NHS England’s new digital maturity assessment (DMA) questionnaire can support valuable discussions about local priorities, one of those involved in the pilot has said.
According to Amy Freeman, chief digital information officer at University Hospitals of North Midlands NHS Trust, completing the self-assessment “enabled us to have a really important conversation about whether we agree these things are important to us as an organisation”.
Speaking to audiences at Digital Health Rewired, she added: “And if we do agree it’s important and are scoring poorly, what are we going to do about it? That has informed our plan for the year – we’ve prioritised some projects and it enabled us to have that conversation.”
According to Will Goodwin, NHS England’s assistant director of programmes for digital maturity, the creation of the What Good Looks Like framework provides a new opportunity to understand trusts’ individual positions.
The framework, which outlines how digital success is defined for NHS organisations, provides what Goodwin characterises as a “North Star” against which progress can be measured.
That said, he emphasised the DMA questionnaire is not intended to inform a league table. “We want to leverage and utilitise the data for good planning and investment.”
The idea is that by having a consistent metric used for all organisations, it will make it easier to pinpoint precisely which would most benefit from additional national support to make digital progress.
“We ended up procuring a product which involves an assessment, with the assessment aligning to the seven domains of What Good Looks Like, and we also have support offered around that,” Goodwin explained.
There will also be workshops at ICS and regional level to help local staff understand how to integrate the data into their local planning.
“It will be really important to help systems plan what they need to do and where they prioritise investment over next three years,” said Paul Gilliatt, programme director for frontline digitisation at NHS England’s Transformation Directorate.
“But it also builds a national picture which is important when having discussions with ministers and treasury on how much money we need [to help create a digitally mature NHS].”
“The driver has been to develop with frontline colleagues something that can help with planning and investment,” added Natalie Sutcliffe, delivery and engagement lead for digital maturity at NHSE.
“By synthesising questions [which are currently asked across several separate data requests], we’ll have one credible source of truth on digital maturity.”
Difficult decisions about local funding
For North Midlands’ Freeman, the next step will be “potentially difficult conversations” about how local funding should be allocated to bolster digital maturity.
“It’s a really thorny issue for the ICS to unpick,” she said. “DMA is a prioritisation tool. It’s what we choose to do with those results that matter next, and some of those conversations are going to be tricky. We need to be able to work together in partnership to leverage the benefit of the whole rather than individually.”

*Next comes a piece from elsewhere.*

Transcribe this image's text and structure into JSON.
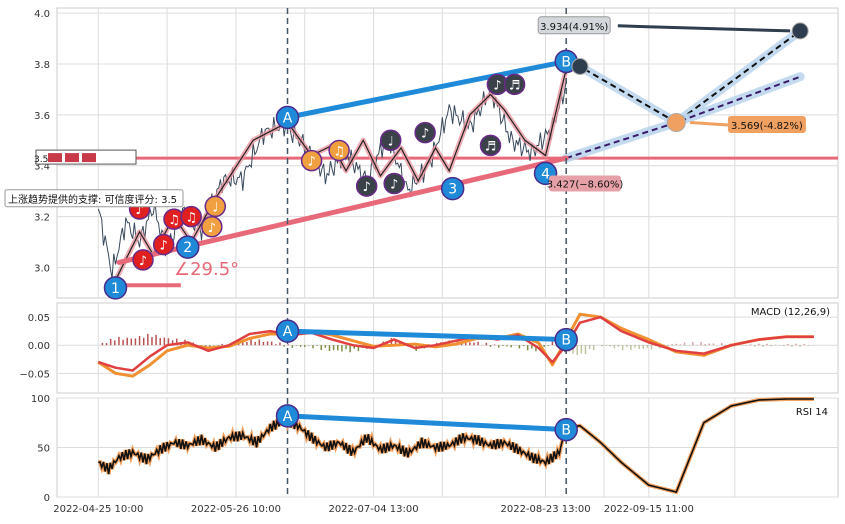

National assessments of digital maturity have been somewhat stop-start in recent years. An overall assessment of NHS organisations in England was last completed in 2016/17, but other versions preceded it.
The initial deadline for submission of the current DMA is this Sunday, 19 March 2023. The speakers from NHS England emphasised their aim is for the latest assessment to be a yearly programme, making it possible to assess progress over time.
The topic of digital maturity in the NHS has been a hot one over the past 12 months. At Rewired 2022, NHS England’s director of transformation Tim Ferris said that the current level of digital maturity across the NHS is “patchy”.